Five months later, a lot of that talk turns out to be, well, just talk. Gov. Beverly Perdue has mastered her spelling lesson, vetoing five bills by the end of April. Just before swatting three of them, she told an audience in Winston-Salem that she had been given a quart jar of red ink for her veto stamp. After she nixed a legislative fix for the state’s ailing employee health-insurance plan, House Speaker Thom Tillis questioned her leadership. “Tell us what you want,” he said.
Perdue and new Senate leader Phil Berger traded jabs over jobs. She accused GOP lawmakers of wasting time on kooky ideas — such as creating a state currency, subject of a bill filed by one legislator — rather than putting people back to work. Berger’s response: “The one job that Gov. Perdue is worried about is her own.” Failing to overturn two of her early vetoes, Republicans responded with a move many political observers saw as ill-conceived — tying an extension of unemployment benefits to an unrelated measure restricting the governor’s budget-negotiating ability. Perdue vetoed it anyway.
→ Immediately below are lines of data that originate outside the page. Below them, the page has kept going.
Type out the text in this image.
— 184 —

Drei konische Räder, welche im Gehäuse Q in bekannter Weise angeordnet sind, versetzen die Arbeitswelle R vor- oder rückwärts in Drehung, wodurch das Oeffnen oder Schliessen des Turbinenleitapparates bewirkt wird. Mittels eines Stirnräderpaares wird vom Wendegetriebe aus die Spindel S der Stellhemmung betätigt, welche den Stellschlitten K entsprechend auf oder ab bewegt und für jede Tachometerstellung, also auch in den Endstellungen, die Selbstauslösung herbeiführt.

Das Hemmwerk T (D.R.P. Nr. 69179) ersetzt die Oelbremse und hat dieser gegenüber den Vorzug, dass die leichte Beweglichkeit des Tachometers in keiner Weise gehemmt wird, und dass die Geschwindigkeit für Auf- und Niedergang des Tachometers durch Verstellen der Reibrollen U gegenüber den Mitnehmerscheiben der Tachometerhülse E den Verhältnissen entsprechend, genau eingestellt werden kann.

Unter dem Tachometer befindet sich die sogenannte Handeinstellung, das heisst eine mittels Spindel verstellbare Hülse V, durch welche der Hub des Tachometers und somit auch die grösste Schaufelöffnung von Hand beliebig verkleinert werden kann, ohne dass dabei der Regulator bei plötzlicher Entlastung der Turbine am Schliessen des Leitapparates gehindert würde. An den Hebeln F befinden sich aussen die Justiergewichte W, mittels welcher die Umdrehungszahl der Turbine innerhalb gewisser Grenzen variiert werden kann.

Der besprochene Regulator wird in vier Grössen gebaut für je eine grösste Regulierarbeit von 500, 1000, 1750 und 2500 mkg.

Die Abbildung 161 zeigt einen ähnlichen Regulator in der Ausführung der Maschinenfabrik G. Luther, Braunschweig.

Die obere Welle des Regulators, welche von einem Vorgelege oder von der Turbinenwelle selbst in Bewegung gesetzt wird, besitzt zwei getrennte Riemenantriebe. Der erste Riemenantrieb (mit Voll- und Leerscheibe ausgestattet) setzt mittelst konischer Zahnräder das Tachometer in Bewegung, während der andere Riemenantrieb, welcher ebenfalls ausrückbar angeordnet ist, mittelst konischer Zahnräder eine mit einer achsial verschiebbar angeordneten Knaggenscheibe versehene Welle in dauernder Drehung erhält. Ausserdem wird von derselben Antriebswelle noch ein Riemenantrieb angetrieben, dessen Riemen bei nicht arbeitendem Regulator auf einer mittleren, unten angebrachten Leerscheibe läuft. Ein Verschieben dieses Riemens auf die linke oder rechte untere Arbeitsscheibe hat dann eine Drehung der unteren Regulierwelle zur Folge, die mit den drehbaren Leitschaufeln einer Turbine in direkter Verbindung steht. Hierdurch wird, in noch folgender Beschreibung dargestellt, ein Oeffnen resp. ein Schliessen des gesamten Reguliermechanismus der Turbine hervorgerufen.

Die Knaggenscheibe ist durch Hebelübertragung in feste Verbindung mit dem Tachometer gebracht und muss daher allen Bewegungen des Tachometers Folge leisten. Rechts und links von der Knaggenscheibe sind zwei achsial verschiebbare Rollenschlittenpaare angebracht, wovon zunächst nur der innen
All this portends a long, hot summer in Raleigh. It’s not that Tillis, Berger and other GOP leaders haven’t tried to back up their words with action. They’ve been busy — at times, maybe too busy. Some legislation they’ve taken up, including gun-related measures and undoing local ordinances, has appeal for the party’s conservative core but probably won’t win over moderates and independents who decide elections. Still, they’ve stayed on track to put together a budget plan by early June and pushed ahead with an ambitious agenda that includes business-friendly tort reform and workers’ compensation changes.
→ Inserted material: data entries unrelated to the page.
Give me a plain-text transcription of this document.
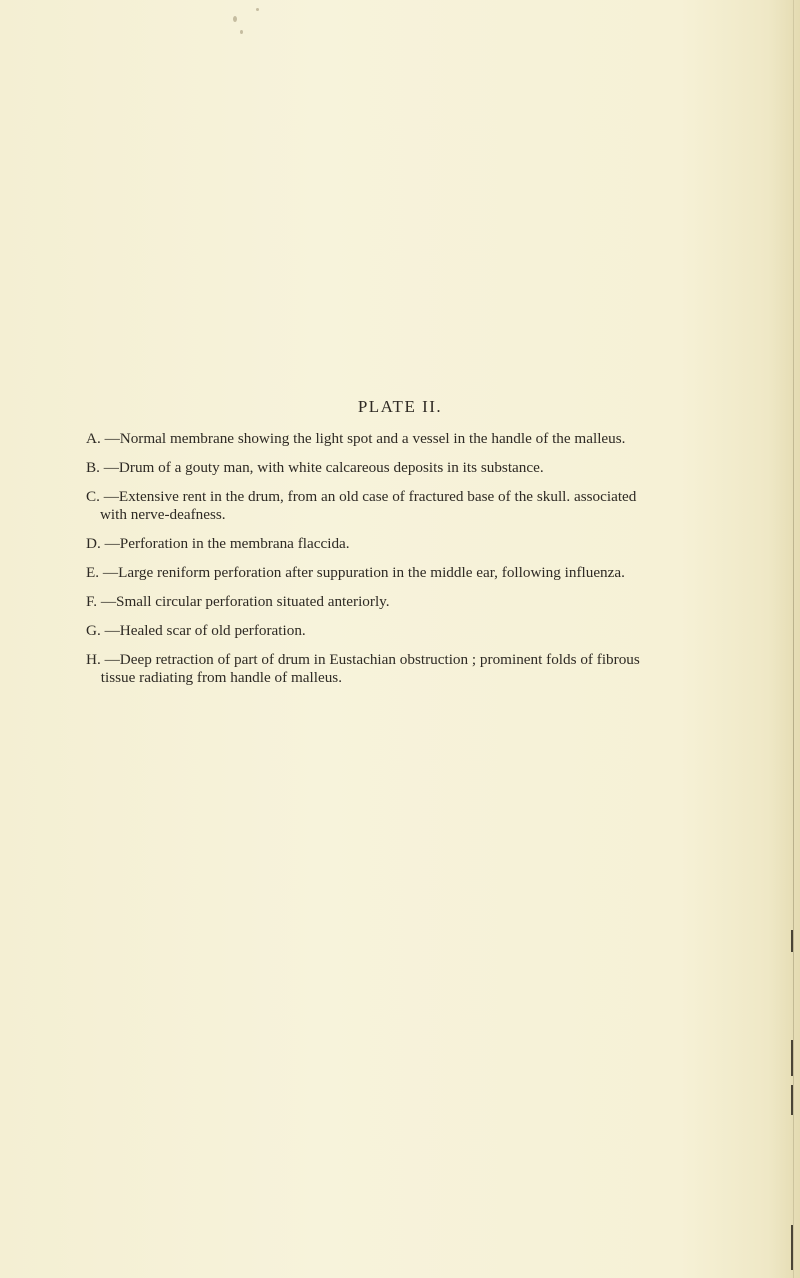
PLATE II.
A. —Normal membrane showing the light spot and a vessel in the handle of the malleus.
B. —Drum of a gouty man, with white calcareous deposits in its substance.
C. —Extensive rent in the drum, from an old case of fractured base of the skull. associated with nerve-deafness.
D. —Perforation in the membrana flaccida.
E. —Large reniform perforation after suppuration in the middle ear, following influenza.
F. —Small circular perforation situated anteriorly.
G. —Healed scar of old perforation.
H. —Deep retraction of part of drum in Eustachian obstruction ; prominent folds of fibrous tissue radiating from handle of malleus.
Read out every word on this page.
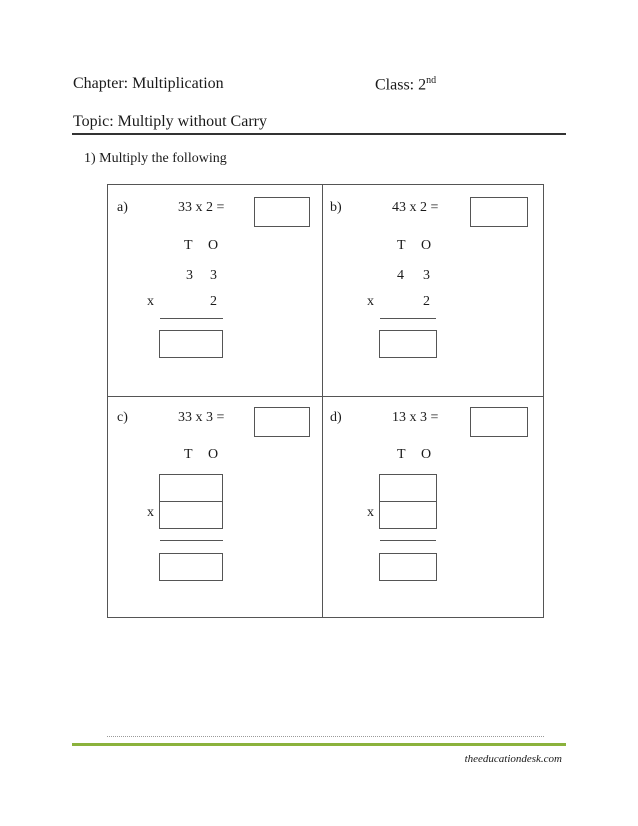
Chapter: Multiplication	Class: 2nd
Topic: Multiply without Carry
1) Multiply the following
a)	33 x 2 =
T O
3 3
x	2
b)	43 x 2 =
T O
4 3
x	2
c)	33 x 3 =
T O
x
d)	13 x 3 =
T O
x
theeducationdesk.com
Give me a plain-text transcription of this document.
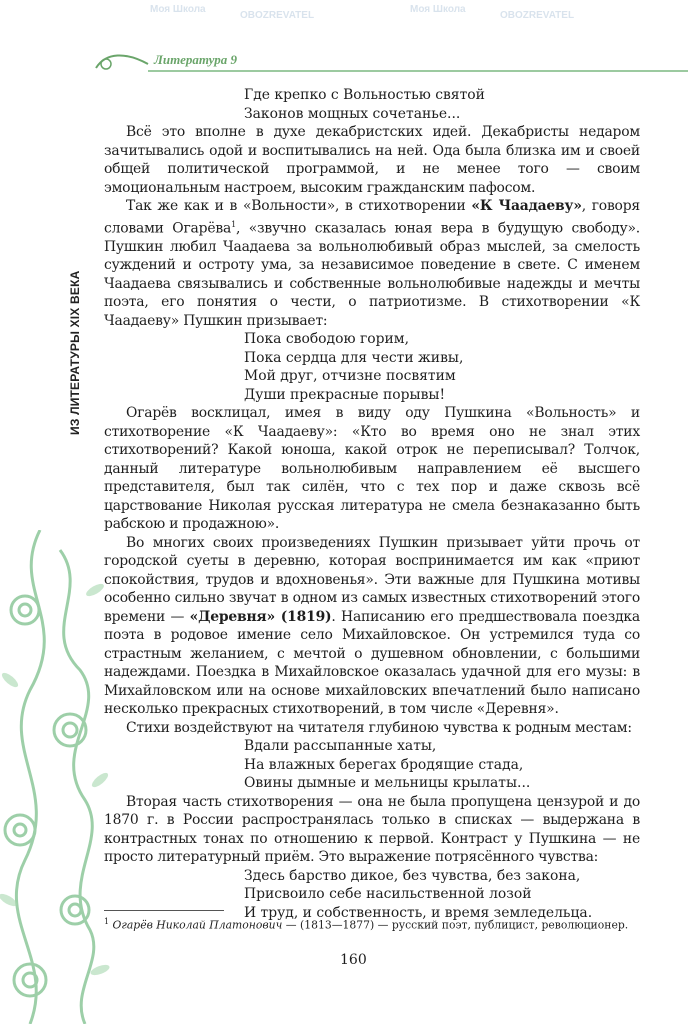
Моя Школа	Моя Школа
OBOZREVATEL	OBOZREVATEL
Литература 9
ИЗ ЛИТЕРАТУРЫ XIX ВЕКА
Где крепко с Вольностью святой
Законов мощных сочетанье...

Всё это вполне в духе декабристских идей. Декабристы недаром зачитывались одой и воспитывались на ней. Ода была близка им и своей общей политической программой, и не менее того — своим эмоциональным настроем, высоким гражданским пафосом.

Так же как и в «Вольности», в стихотворении «К Чаадаеву», говоря словами Огарёва$^1$, «звучно сказалась юная вера в будущую свободу». Пушкин любил Чаадаева за вольнолюбивый образ мыслей, за смелость суждений и остроту ума, за независимое поведение в свете. С именем Чаадаева связывались и собственные вольнолюбивые надежды и мечты поэта, его понятия о чести, о патриотизме. В стихотворении «К Чаадаеву» Пушкин призывает:

Пока свободою горим,
Пока сердца для чести живы,
Мой друг, отчизне посвятим
Души прекрасные порывы!

Огарёв восклицал, имея в виду оду Пушкина «Вольность» и стихотворение «К Чаадаеву»: «Кто во время оно не знал этих стихотворений? Какой юноша, какой отрок не переписывал? Толчок, данный литературе вольнолюбивым направлением её высшего представителя, был так силён, что с тех пор и даже сквозь всё царствование Николая русская литература не смела безнаказанно быть рабскою и продажною».

Во многих своих произведениях Пушкин призывает уйти прочь от городской суеты в деревню, которая воспринимается им как «приют спокойствия, трудов и вдохновенья». Эти важные для Пушкина мотивы особенно сильно звучат в одном из самых известных стихотворений этого времени — «Деревня» (1819). Написанию его предшествовала поездка поэта в родовое имение село Михайловское. Он устремился туда со страстным желанием, с мечтой о душевном обновлении, с большими надеждами. Поездка в Михайловское оказалась удачной для его музы: в Михайловском или на основе михайловских впечатлений было написано несколько прекрасных стихотворений, в том числе «Деревня».

Стихи воздействуют на читателя глубиною чувства к родным местам:

Вдали рассыпанные хаты,
На влажных берегах бродящие стада,
Овины дымные и мельницы крылаты...

Вторая часть стихотворения — она не была пропущена цензурой и до 1870 г. в России распространялась только в списках — выдержана в контрастных тонах по отношению к первой. Контраст у Пушкина — не просто литературный приём. Это выражение потрясённого чувства:

Здесь барство дикое, без чувства, без закона,
Присвоило себе насильственной лозой
И труд, и собственность, и время земледельца.
$^1$ Огарёв Николай Платонович — (1813—1877) — русский поэт, публицист, революционер.
160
Tillis, with a background as an IBM management consultant, works the House hard. Long days, packed with committee meetings and lengthy floor sessions, have become the norm. In keeping with his corporate mentality, where middle managers make the trains run on time, he and his key lieutenants have done more delegating, which means more of the budget has been crafted in the open. But it has led to decisions that have left folks scratching their heads. One example: a provision that would shut down state historic sites and a regional museum, all for $2 million in savings in a $19 billion state budget. The decision was ultimately overturned.
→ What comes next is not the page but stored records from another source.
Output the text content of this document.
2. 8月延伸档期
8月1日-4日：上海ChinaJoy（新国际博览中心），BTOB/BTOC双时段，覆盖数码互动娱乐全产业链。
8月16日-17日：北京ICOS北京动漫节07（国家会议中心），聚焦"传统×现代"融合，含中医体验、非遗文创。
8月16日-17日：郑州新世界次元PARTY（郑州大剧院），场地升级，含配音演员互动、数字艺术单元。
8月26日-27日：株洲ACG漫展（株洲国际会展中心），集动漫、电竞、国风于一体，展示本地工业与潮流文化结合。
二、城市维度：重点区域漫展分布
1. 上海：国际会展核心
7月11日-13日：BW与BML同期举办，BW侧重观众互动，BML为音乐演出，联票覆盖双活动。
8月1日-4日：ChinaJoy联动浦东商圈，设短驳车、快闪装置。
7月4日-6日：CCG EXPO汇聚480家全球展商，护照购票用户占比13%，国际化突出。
Politics isn’t, and never will be, like business. Even if he wanted to, Tillis can’t fire the subcommittee chair who put together the museum-closing proposal. Tillis could take away the budget-writing post, but that might undermine his own support as speaker. Unlike corporate CEOs, legislative leaders earn their positions with the votes of people they later attempt to direct.
Then there’s the governor with her veto power. At this point, many people in and around state government expect Perdue to veto whatever budget bill the legislature puts in front of her. Disagreements between the two sides are deep and fundamental. She wants to keep the temporary penny sales-tax increase adopted two years ago. That would allow the state to avoid a proposed cut to public education of $1.3 billion when measured against expected growth and $211 million less than last year’s spending. Republicans have made clear they have no intention of raising taxes, but, so far, they’ve been unable to muster Democratic support when it comes to overriding Perdue’s vetoes. The GOP has a veto-proof majority in the Senate; it needs four Democrats to override one in the House. If anything, the vetoes have seemed to unite Democrats.
Five Democrats did vote with Republicans May 4 for a House budget plan, perhaps aiming to be key players in final negotiations. But an impasse still looms. GOP leaders say a standoff could lead to a shutdown of state government. The rhetoric ignores a history of stopgap budget measures and the broad budgetary powers granted to the governor under the North Carolina constitution. Republicans also stand to gain something from a stalemate: the expiration of those hated 2009 tax hikes. Without legislative action, they expire July 1. What they aren’t likely to get is a legislature that, come midsummer, looks like the efficient and effective institution promised back in January.
Scott Mooneyham is the editor of The Insider, www.ncinsider.com.